One of the major worries on a trip like this laundry. We have a full load of sweaty uniforms, socks, and unmentionables (which I just mentioned). Add to that, the regular streets clothes and one can see how much laundry is created daily. When we first check in, all the guys go to their rooms and get the laundry out into the hallway ASAP. Because we are only here one night, and didn’t get in until noon, the staff has to turn it over quickly. When we get it back several hours later, it is still wet. Not five more minutes in the dryer wet. I mean, we may need to call the repairman wet. It’s a lesson on materials. The lighter compression type stuff is dry. The medium weight jerseys and shorts are damp. Anything with cotton needs to be hung until the morning. My bathroom looks like a closet as I race against the clock and hope it all dries before I have to stuff it into the suitcase tomorrow.
The free afternoon I had is redirected to separating and folding the aforementioned laundry. If you want the good view you have to pay the price. I am able to get a quick nap, then shower and shave and down to pregame meal. The routine of the days is starting to set in and some guys are buying food while they are out and skipping pregame meals in order to nap longer. Finally, it’s time to board the bus and to the arena.

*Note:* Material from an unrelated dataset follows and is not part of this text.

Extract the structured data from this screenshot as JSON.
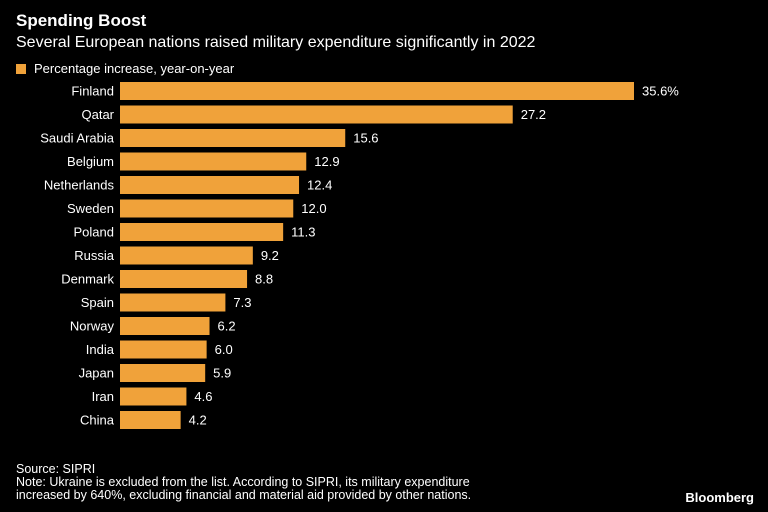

The dark hardwood of the floor shows how long the building has been in service. It’s a bandbox that seats maybe 2,000. I anticipate that it will be really hot and the smoke will be really bad. I was half right. It was hot. The floor is narrow so corner threes are out, but running the defense to a trap there is in. There has been much ado in regard to playing time. I split the roster differently for the start of the game. I know the deficiencies of both clusters and figure we will struggle in the first half, be down a few maybe 10. I do this because the best way to find out who your leaders are is to start a mutiny. The players start off sluggish, the Chinese team is shooting the ball well and running a basic three man weave and our guys are staying screened. We give up way too many 3’s and by the half we are down 25. Full Blown Mutiny. Even Robert and the promoter are having a heart attack. I dawdle to the locker room to allow for the players to scream and holler at each other until they decide it is all my fault. The one thing they vehemently agree on is I have no clue and if they are going to win this game they are going to have to band together and get it done. By making myself the center of attention, I have directed their focus to a more team oriented approach. It works perfectly.
The second half we outscore them 58-33. We take the lead with 5 seconds to go and make a final defensive stand to win. I went with a more standard lineup. Shortened the bench to about 8 guys and left the Chinese team, 2,000 fans, Robert and the promoter wondering how the hell we just did that. That’s why I get the good view.